L’explosion du phénomène des slams de poésie a permis à Ivy de renaître tel un phénix. Entretien avec l’auteur de Slamérica.

Bien avant Internet et la "crise du piratage", ses premiers textes furent copiés sur des milliers de cassettes à travers le Québec alors qu’il s’adonnait à la chanson au sein du légendaire duo Ivy et Reggie. Les années passèrent et Ivy eut une révélation: "Quand j’ai vu que le slam, avec juste des paroles, ça pouvait faire triper autant de monde que ça, et qu’il pouvait se ramasser 500 personnes dans un amphithéâtre dans une ambiance de show rock pour des poèmes, je n’avais jamais vu ça. Le slam, c’est tout le monde qui peut en faire. Dans le fond, un slameur, c’est un poète qui tient compte du micro, de la scène et de la foule."

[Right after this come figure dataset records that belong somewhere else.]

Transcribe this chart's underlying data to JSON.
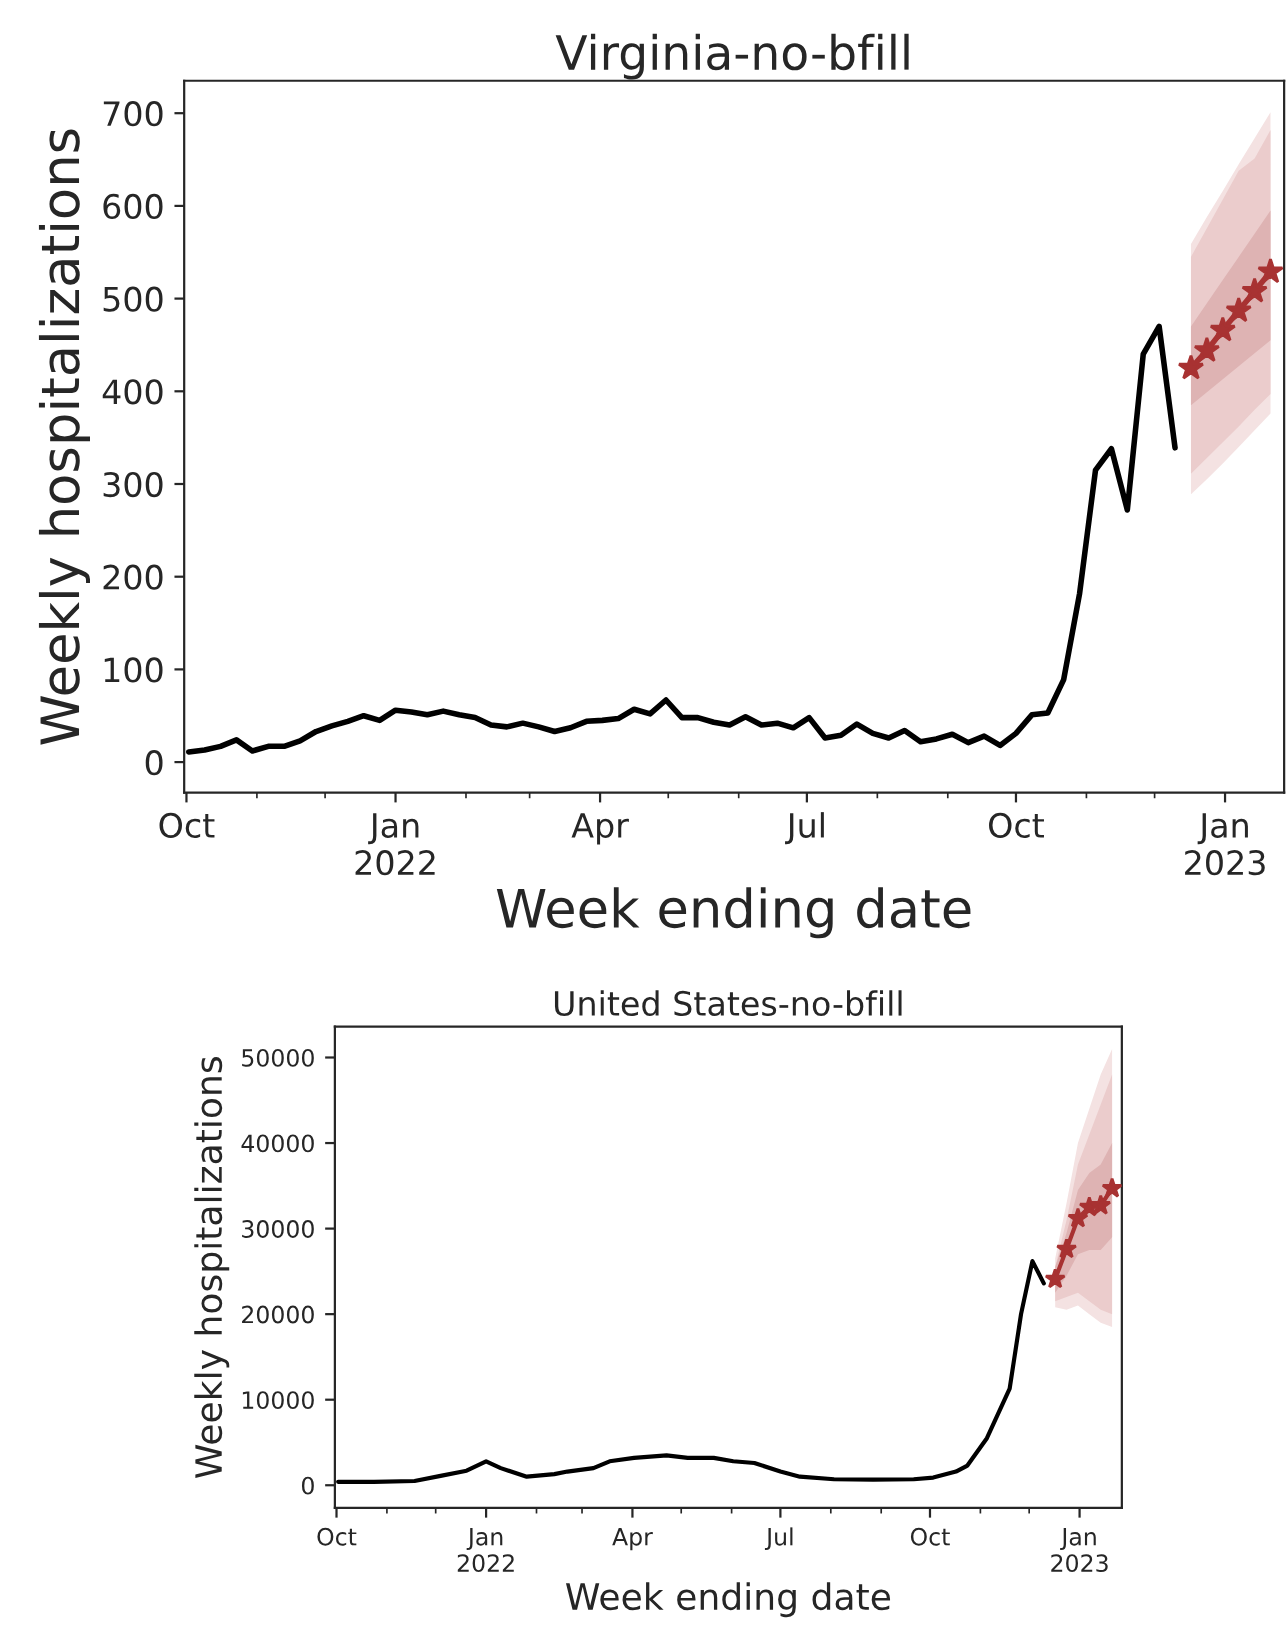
{
  "chart_data": [
    {
      "type": "line",
      "title": "Virginia-no-bfill",
      "xlabel": "Week ending date",
      "ylabel": "Weekly hospitalizations",
      "xlim": [
        "2021-09-30",
        "2023-01-27"
      ],
      "ylim": [
        -33,
        735
      ],
      "xticks": [
        {
          "value": "2021-10-01",
          "label": "Oct"
        },
        {
          "value": "2022-01-01",
          "label": "Jan\n2022"
        },
        {
          "value": "2022-04-01",
          "label": "Apr"
        },
        {
          "value": "2022-07-01",
          "label": "Jul"
        },
        {
          "value": "2022-10-01",
          "label": "Oct"
        },
        {
          "value": "2023-01-01",
          "label": "Jan\n2023"
        }
      ],
      "yticks": [
        0,
        100,
        200,
        300,
        400,
        500,
        600,
        700
      ],
      "grid": false,
      "legend": false,
      "series": [
        {
          "color": "#000000",
          "marker": "none",
          "x": [
            "2021-10-02",
            "2021-10-09",
            "2021-10-16",
            "2021-10-23",
            "2021-10-30",
            "2021-11-06",
            "2021-11-13",
            "2021-11-20",
            "2021-11-27",
            "2021-12-04",
            "2021-12-11",
            "2021-12-18",
            "2021-12-25",
            "2022-01-01",
            "2022-01-08",
            "2022-01-15",
            "2022-01-22",
            "2022-01-29",
            "2022-02-05",
            "2022-02-12",
            "2022-02-19",
            "2022-02-26",
            "2022-03-05",
            "2022-03-12",
            "2022-03-19",
            "2022-03-26",
            "2022-04-02",
            "2022-04-09",
            "2022-04-16",
            "2022-04-23",
            "2022-04-30",
            "2022-05-07",
            "2022-05-14",
            "2022-05-21",
            "2022-05-28",
            "2022-06-04",
            "2022-06-11",
            "2022-06-18",
            "2022-06-25",
            "2022-07-02",
            "2022-07-09",
            "2022-07-16",
            "2022-07-23",
            "2022-07-30",
            "2022-08-06",
            "2022-08-13",
            "2022-08-20",
            "2022-08-27",
            "2022-09-03",
            "2022-09-10",
            "2022-09-17",
            "2022-09-24",
            "2022-10-01",
            "2022-10-08",
            "2022-10-15",
            "2022-10-22",
            "2022-10-29",
            "2022-11-05",
            "2022-11-12",
            "2022-11-19",
            "2022-11-26",
            "2022-12-03",
            "2022-12-10"
          ],
          "values": [
            11,
            13,
            17,
            24,
            12,
            17,
            17,
            23,
            33,
            39,
            44,
            50,
            45,
            56,
            54,
            51,
            55,
            51,
            48,
            40,
            38,
            42,
            38,
            33,
            37,
            44,
            45,
            47,
            57,
            52,
            67,
            48,
            48,
            43,
            40,
            49,
            40,
            42,
            37,
            48,
            26,
            29,
            41,
            31,
            26,
            34,
            22,
            25,
            30,
            21,
            28,
            18,
            31,
            51,
            53,
            89,
            182,
            315,
            338,
            272,
            440,
            470,
            339
          ]
        },
        {
          "color": "#f4e2e2",
          "x": [
            "2022-12-17",
            "2022-12-24",
            "2022-12-31",
            "2023-01-07",
            "2023-01-14",
            "2023-01-21"
          ],
          "values": [
            null,
            null,
            null,
            null,
            null,
            null
          ],
          "lower": [
            289,
            305,
            322,
            340,
            358,
            376
          ],
          "upper": [
            559,
            588,
            616,
            645,
            673,
            701
          ]
        },
        {
          "color": "#ebcccc",
          "x": [
            "2022-12-17",
            "2022-12-24",
            "2022-12-31",
            "2023-01-07",
            "2023-01-14",
            "2023-01-21"
          ],
          "values": [
            null,
            null,
            null,
            null,
            null,
            null
          ],
          "lower": [
            311,
            328,
            345,
            362,
            380,
            397
          ],
          "upper": [
            545,
            576,
            607,
            638,
            651,
            682
          ]
        },
        {
          "color": "#deb3b3",
          "x": [
            "2022-12-17",
            "2022-12-24",
            "2022-12-31",
            "2023-01-07",
            "2023-01-14",
            "2023-01-21"
          ],
          "values": [
            null,
            null,
            null,
            null,
            null,
            null
          ],
          "lower": [
            385,
            399,
            413,
            427,
            441,
            455
          ],
          "upper": [
            470,
            495,
            520,
            545,
            570,
            595
          ]
        },
        {
          "color": "#a83232",
          "marker": "star",
          "x": [
            "2022-12-17",
            "2022-12-24",
            "2022-12-31",
            "2023-01-07",
            "2023-01-14",
            "2023-01-21"
          ],
          "values": [
            425,
            444,
            466,
            487,
            508,
            529
          ]
        }
      ]
    },
    {
      "type": "line",
      "title": "United States-no-bfill",
      "xlabel": "Week ending date",
      "ylabel": "Weekly hospitalizations",
      "xlim": [
        "2021-09-30",
        "2023-01-27"
      ],
      "ylim": [
        -2650,
        53600
      ],
      "xticks": [
        {
          "value": "2021-10-01",
          "label": "Oct"
        },
        {
          "value": "2022-01-01",
          "label": "Jan\n2022"
        },
        {
          "value": "2022-04-01",
          "label": "Apr"
        },
        {
          "value": "2022-07-01",
          "label": "Jul"
        },
        {
          "value": "2022-10-01",
          "label": "Oct"
        },
        {
          "value": "2023-01-01",
          "label": "Jan\n2023"
        }
      ],
      "yticks": [
        0,
        10000,
        20000,
        30000,
        40000,
        50000
      ],
      "grid": false,
      "legend": false,
      "series": [
        {
          "color": "#000000",
          "marker": "none",
          "x": [
            "2021-10-02",
            "2021-10-24",
            "2021-11-18",
            "2021-12-04",
            "2021-12-20",
            "2022-01-01",
            "2022-01-10",
            "2022-01-26",
            "2022-02-12",
            "2022-02-20",
            "2022-03-08",
            "2022-03-18",
            "2022-04-02",
            "2022-04-22",
            "2022-05-05",
            "2022-05-21",
            "2022-06-02",
            "2022-06-15",
            "2022-07-01",
            "2022-07-13",
            "2022-08-03",
            "2022-08-27",
            "2022-09-21",
            "2022-10-03",
            "2022-10-17",
            "2022-10-24",
            "2022-11-05",
            "2022-11-19",
            "2022-11-26",
            "2022-12-03",
            "2022-12-10"
          ],
          "values": [
            400,
            400,
            500,
            1100,
            1700,
            2800,
            2000,
            1000,
            1300,
            1600,
            2000,
            2800,
            3200,
            3500,
            3200,
            3200,
            2800,
            2600,
            1600,
            1000,
            700,
            650,
            700,
            900,
            1600,
            2300,
            5500,
            11300,
            20000,
            26200,
            23600
          ]
        },
        {
          "color": "#f4e2e2",
          "x": [
            "2022-12-17",
            "2022-12-24",
            "2022-12-31",
            "2023-01-07",
            "2023-01-14",
            "2023-01-21"
          ],
          "values": [
            null,
            null,
            null,
            null,
            null,
            null
          ],
          "lower": [
            20800,
            20500,
            21000,
            20000,
            19000,
            18500
          ],
          "upper": [
            26500,
            33000,
            40000,
            44000,
            48000,
            51000
          ]
        },
        {
          "color": "#ebcccc",
          "x": [
            "2022-12-17",
            "2022-12-24",
            "2022-12-31",
            "2023-01-07",
            "2023-01-14",
            "2023-01-21"
          ],
          "values": [
            null,
            null,
            null,
            null,
            null,
            null
          ],
          "lower": [
            21500,
            22000,
            22500,
            21500,
            20500,
            20000
          ],
          "upper": [
            25500,
            31000,
            37500,
            41000,
            44500,
            48000
          ]
        },
        {
          "color": "#deb3b3",
          "x": [
            "2022-12-17",
            "2022-12-24",
            "2022-12-31",
            "2023-01-07",
            "2023-01-14",
            "2023-01-21"
          ],
          "values": [
            null,
            null,
            null,
            null,
            null,
            null
          ],
          "lower": [
            22500,
            24500,
            27000,
            27500,
            27500,
            29000
          ],
          "upper": [
            25500,
            29500,
            34500,
            36500,
            37500,
            40000
          ]
        },
        {
          "color": "#a83232",
          "marker": "star",
          "x": [
            "2022-12-17",
            "2022-12-24",
            "2022-12-31",
            "2023-01-07",
            "2023-01-14",
            "2023-01-21"
          ],
          "values": [
            24100,
            27600,
            31200,
            32500,
            32700,
            34700
          ]
        }
      ]
    }
  ]
}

Depuis ce temps, son obsession pour l’écriture a pris tout son sens et l’a amené dans une orientation jusque-là imprévue: "Au moment où je suis tombé dans le slam, professionnellement, il n’y avait plus grand-chose qui se passait. […] Je me suis mis à faire des textes de création parlés à CISM et à Radio-Canada, j’ai essayé d’intéresser le monde au slam. De fil en aiguille, on m’a invité à animer dans un bar, on a fait des bancs d’essai de slam et c’est là que j’ai décidé de fonder la ligue de slam."

En plus d’avoir permis à Ivy un certain épanouissement, sa conversion au slam a eu un autre aspect positif plutôt ironique: "En fait, c’est comme si tous les défauts que j’avais depuis 10 ans étaient devenus mes qualités." Toutefois, le poète ne cache pas que le slam est une continuité de ce qu’il avait entrepris au sein d’Ivy et Reggie. Ici, ce qui constitue le changement est davantage une question de livraison: "Slamérica est un show de slam, donc la relation avec le public est beaucoup plus intéressante que celle d’avant, où je jouais devant du monde qui se tirait en l’air! Mais c’est pareil dans le sens que c’est un travail avec les mots. Avant, j’offrais au monde ma création, mais maintenant, c’est un échange."

Après toutes ces années à avoir foulé les scènes du Québec par l’intermédiaire de la chanson, arrive-t-il à son vieux comparse Reggie d’éprouver une profonde nostalgie quant à cet univers souvent incompréhensible qu’est l’industrie du disque? La réponse d’Ivy est on ne peut plus éloquente: "Je rencontre plein de mes chums qui se disent déçus de ne pas avoir été nominés à l’ADISQ. Et moi, je leur réponds qu’il n’y a même pas de catégorie pour ce que je fais. En France, ils ont créé une catégorie pour le slam quand est arrivé Grand Corps Malade, mais nous autres ben… C’est là qu’on voit la différence entre un petit peuple et un grand peuple."